Sorry about that. It’s just hard to hear around here lately with all the cicadas. Many of you have probably heard—or maybe you’ve been infested as well—but the Midwest is home to a very populous brood of 17-year cicadas, and 2007 was their year.
For 17 years, these cicadas live underground as nymphs, quietly sucking the sap from tree roots. Most of us don’t even know they’re down there all that time. But boy, do we know now. We’re told that, in some areas, there are 1–1.5 million cicadas per acre (400,000–600,000 per hectare, or 250–370 cicadas per square meter).
Around the beginning of June, the nymphs began crawling out of the ground and making their way up tree trunks, where they attached themselves, shed their skins and transformed into winged adults.
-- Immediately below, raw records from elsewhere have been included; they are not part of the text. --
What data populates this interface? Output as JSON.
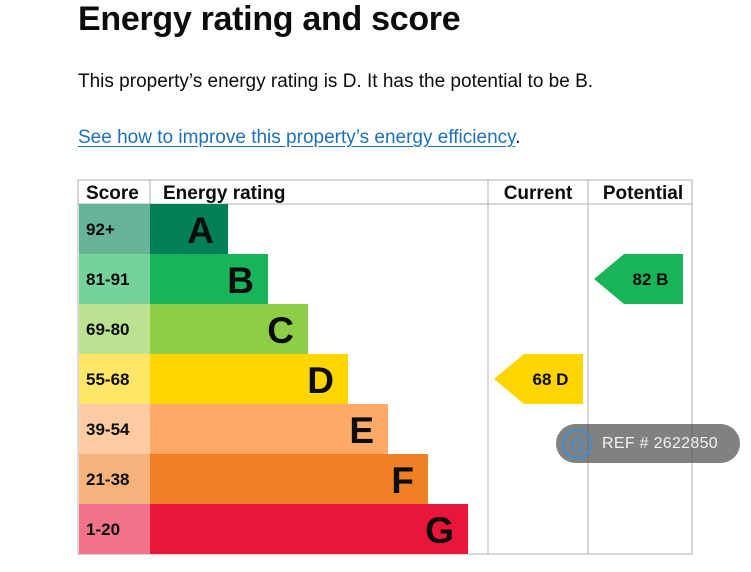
{
  "heading": "Energy rating and score",
  "summary_text": "This property’s energy rating is D. It has the potential to be B.",
  "improve_link_text": "See how to improve this property’s energy efficiency",
  "improve_link_suffix": ".",
  "reference": "REF # 2622850",
  "icons": {
    "reference": "home-icon"
  },
  "chart_data": {
    "type": "bar",
    "columns": [
      "Score",
      "Energy rating",
      "Current",
      "Potential"
    ],
    "bands": [
      {
        "score": "92+",
        "rating": "A",
        "color": "#008054",
        "score_color": "#66b398",
        "order": 1
      },
      {
        "score": "81-91",
        "rating": "B",
        "color": "#19b459",
        "score_color": "#75d29b",
        "order": 2
      },
      {
        "score": "69-80",
        "rating": "C",
        "color": "#8dce46",
        "score_color": "#bbe290",
        "order": 3
      },
      {
        "score": "55-68",
        "rating": "D",
        "color": "#ffd500",
        "score_color": "#ffe666",
        "order": 4
      },
      {
        "score": "39-54",
        "rating": "E",
        "color": "#fcaa65",
        "score_color": "#fdcca3",
        "order": 5
      },
      {
        "score": "21-38",
        "rating": "F",
        "color": "#ef8023",
        "score_color": "#f5b37b",
        "order": 6
      },
      {
        "score": "1-20",
        "rating": "G",
        "color": "#e9153b",
        "score_color": "#f27389",
        "order": 7
      }
    ],
    "current": {
      "score": 68,
      "rating": "D",
      "label": "68  D",
      "color": "#ffd500"
    },
    "potential": {
      "score": 82,
      "rating": "B",
      "label": "82  B",
      "color": "#19b459"
    }
  }
}
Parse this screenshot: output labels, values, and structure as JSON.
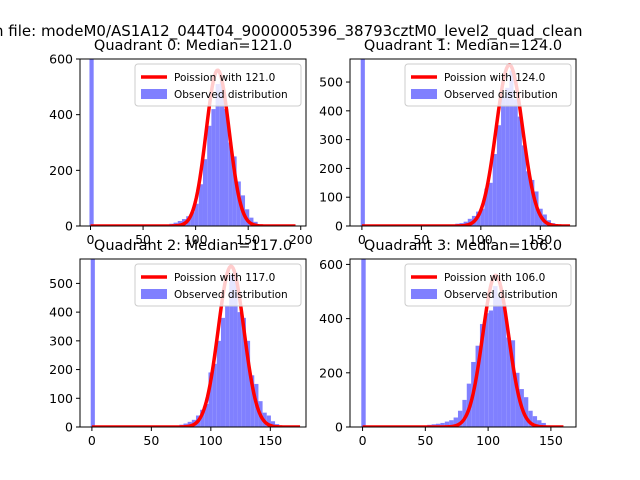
{
  "figure": {
    "suptitle": "n file: modeM0/AS1A12_044T04_9000005396_38793cztM0_level2_quad_clean"
  },
  "colors": {
    "curve": "#ff0000",
    "hist": "#8080ff",
    "axes": "#000000",
    "legend_edge": "#cccccc"
  },
  "chart_data": [
    {
      "type": "bar",
      "title": "Quadrant 0: Median=121.0",
      "xlim": [
        -10,
        205
      ],
      "ylim": [
        0,
        600
      ],
      "xticks": [
        0,
        50,
        100,
        150,
        200
      ],
      "yticks": [
        0,
        200,
        400,
        600
      ],
      "legend": {
        "position": "top-right",
        "curve_label": "Poission with 121.0",
        "hist_label": "Observed distribution"
      },
      "curve": {
        "mean": 121.0,
        "peak": 560,
        "x_start": 0,
        "x_end": 195
      },
      "histogram": {
        "bin_width": 4,
        "bins": [
          {
            "x": -1,
            "y": 600
          },
          {
            "x": 71,
            "y": 5
          },
          {
            "x": 75,
            "y": 8
          },
          {
            "x": 79,
            "y": 12
          },
          {
            "x": 83,
            "y": 18
          },
          {
            "x": 87,
            "y": 25
          },
          {
            "x": 91,
            "y": 35
          },
          {
            "x": 95,
            "y": 50
          },
          {
            "x": 99,
            "y": 80
          },
          {
            "x": 103,
            "y": 150
          },
          {
            "x": 107,
            "y": 240
          },
          {
            "x": 111,
            "y": 360
          },
          {
            "x": 115,
            "y": 420
          },
          {
            "x": 119,
            "y": 510
          },
          {
            "x": 123,
            "y": 520
          },
          {
            "x": 127,
            "y": 420
          },
          {
            "x": 131,
            "y": 300
          },
          {
            "x": 135,
            "y": 250
          },
          {
            "x": 139,
            "y": 160
          },
          {
            "x": 143,
            "y": 110
          },
          {
            "x": 147,
            "y": 60
          },
          {
            "x": 151,
            "y": 30
          },
          {
            "x": 155,
            "y": 15
          },
          {
            "x": 159,
            "y": 6
          },
          {
            "x": 163,
            "y": 3
          }
        ]
      }
    },
    {
      "type": "bar",
      "title": "Quadrant 1: Median=124.0",
      "xlim": [
        -10,
        180
      ],
      "ylim": [
        0,
        580
      ],
      "xticks": [
        0,
        50,
        100,
        150
      ],
      "yticks": [
        0,
        100,
        200,
        300,
        400,
        500
      ],
      "legend": {
        "position": "top-right",
        "curve_label": "Poission with 124.0",
        "hist_label": "Observed distribution"
      },
      "curve": {
        "mean": 124.0,
        "peak": 560,
        "x_start": 0,
        "x_end": 175
      },
      "histogram": {
        "bin_width": 3.5,
        "bins": [
          {
            "x": -1,
            "y": 580
          },
          {
            "x": 75,
            "y": 5
          },
          {
            "x": 78.5,
            "y": 8
          },
          {
            "x": 82,
            "y": 10
          },
          {
            "x": 85.5,
            "y": 15
          },
          {
            "x": 89,
            "y": 25
          },
          {
            "x": 92.5,
            "y": 35
          },
          {
            "x": 96,
            "y": 50
          },
          {
            "x": 99.5,
            "y": 60
          },
          {
            "x": 103,
            "y": 130
          },
          {
            "x": 106.5,
            "y": 150
          },
          {
            "x": 110,
            "y": 250
          },
          {
            "x": 113.5,
            "y": 350
          },
          {
            "x": 117,
            "y": 450
          },
          {
            "x": 120.5,
            "y": 480
          },
          {
            "x": 124,
            "y": 540
          },
          {
            "x": 127.5,
            "y": 440
          },
          {
            "x": 131,
            "y": 380
          },
          {
            "x": 134.5,
            "y": 280
          },
          {
            "x": 138,
            "y": 190
          },
          {
            "x": 141.5,
            "y": 160
          },
          {
            "x": 145,
            "y": 120
          },
          {
            "x": 148.5,
            "y": 60
          },
          {
            "x": 152,
            "y": 40
          },
          {
            "x": 155.5,
            "y": 20
          },
          {
            "x": 159,
            "y": 10
          },
          {
            "x": 162.5,
            "y": 5
          }
        ]
      }
    },
    {
      "type": "bar",
      "title": "Quadrant 2: Median=117.0",
      "xlim": [
        -10,
        180
      ],
      "ylim": [
        0,
        585
      ],
      "xticks": [
        0,
        50,
        100,
        150
      ],
      "yticks": [
        0,
        100,
        200,
        300,
        400,
        500
      ],
      "legend": {
        "position": "top-right",
        "curve_label": "Poission with 117.0",
        "hist_label": "Observed distribution"
      },
      "curve": {
        "mean": 117.0,
        "peak": 560,
        "x_start": 0,
        "x_end": 175
      },
      "histogram": {
        "bin_width": 3.5,
        "bins": [
          {
            "x": -1,
            "y": 585
          },
          {
            "x": 70,
            "y": 5
          },
          {
            "x": 73.5,
            "y": 8
          },
          {
            "x": 77,
            "y": 12
          },
          {
            "x": 80.5,
            "y": 18
          },
          {
            "x": 84,
            "y": 25
          },
          {
            "x": 87.5,
            "y": 40
          },
          {
            "x": 91,
            "y": 60
          },
          {
            "x": 94.5,
            "y": 80
          },
          {
            "x": 98,
            "y": 190
          },
          {
            "x": 101.5,
            "y": 220
          },
          {
            "x": 105,
            "y": 300
          },
          {
            "x": 108.5,
            "y": 380
          },
          {
            "x": 112,
            "y": 420
          },
          {
            "x": 115.5,
            "y": 530
          },
          {
            "x": 119,
            "y": 540
          },
          {
            "x": 122.5,
            "y": 400
          },
          {
            "x": 126,
            "y": 380
          },
          {
            "x": 129.5,
            "y": 300
          },
          {
            "x": 133,
            "y": 180
          },
          {
            "x": 136.5,
            "y": 150
          },
          {
            "x": 140,
            "y": 90
          },
          {
            "x": 143.5,
            "y": 50
          },
          {
            "x": 147,
            "y": 40
          },
          {
            "x": 150.5,
            "y": 20
          },
          {
            "x": 154,
            "y": 10
          }
        ]
      }
    },
    {
      "type": "bar",
      "title": "Quadrant 3: Median=106.0",
      "xlim": [
        -10,
        170
      ],
      "ylim": [
        0,
        620
      ],
      "xticks": [
        0,
        50,
        100,
        150
      ],
      "yticks": [
        0,
        200,
        400,
        600
      ],
      "legend": {
        "position": "top-right",
        "curve_label": "Poission with 106.0",
        "hist_label": "Observed distribution"
      },
      "curve": {
        "mean": 106.0,
        "peak": 560,
        "x_start": 0,
        "x_end": 160
      },
      "histogram": {
        "bin_width": 3.5,
        "bins": [
          {
            "x": -1,
            "y": 620
          },
          {
            "x": 48,
            "y": 5
          },
          {
            "x": 51.5,
            "y": 8
          },
          {
            "x": 55,
            "y": 10
          },
          {
            "x": 58.5,
            "y": 12
          },
          {
            "x": 62,
            "y": 15
          },
          {
            "x": 65.5,
            "y": 20
          },
          {
            "x": 69,
            "y": 25
          },
          {
            "x": 72.5,
            "y": 35
          },
          {
            "x": 76,
            "y": 60
          },
          {
            "x": 79.5,
            "y": 100
          },
          {
            "x": 83,
            "y": 160
          },
          {
            "x": 86.5,
            "y": 240
          },
          {
            "x": 90,
            "y": 300
          },
          {
            "x": 93.5,
            "y": 380
          },
          {
            "x": 97,
            "y": 420
          },
          {
            "x": 100.5,
            "y": 430
          },
          {
            "x": 104,
            "y": 520
          },
          {
            "x": 107.5,
            "y": 480
          },
          {
            "x": 111,
            "y": 450
          },
          {
            "x": 114.5,
            "y": 330
          },
          {
            "x": 118,
            "y": 320
          },
          {
            "x": 121.5,
            "y": 200
          },
          {
            "x": 125,
            "y": 140
          },
          {
            "x": 128.5,
            "y": 110
          },
          {
            "x": 132,
            "y": 60
          },
          {
            "x": 135.5,
            "y": 40
          },
          {
            "x": 139,
            "y": 25
          },
          {
            "x": 142.5,
            "y": 15
          },
          {
            "x": 146,
            "y": 6
          }
        ]
      }
    }
  ]
}
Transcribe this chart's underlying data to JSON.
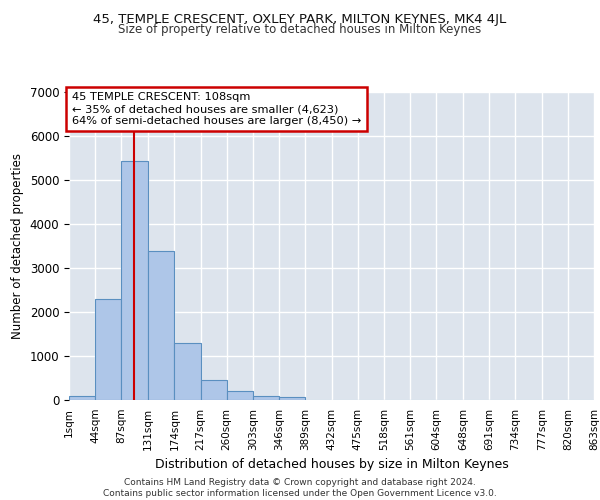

And then the chorus began.
In some areas, the noise is almost deafening. It seems more or less constant, but if you stand and listen, you can hear the cicadas react to each other en masse, their chirps rising in great waves of crescendos.
And then there are the dive-bombers. Cicadas aren’t particularly good navigators, and they’ll latch onto pretty much anything they run into, even—say—an editor out for an evening stroll.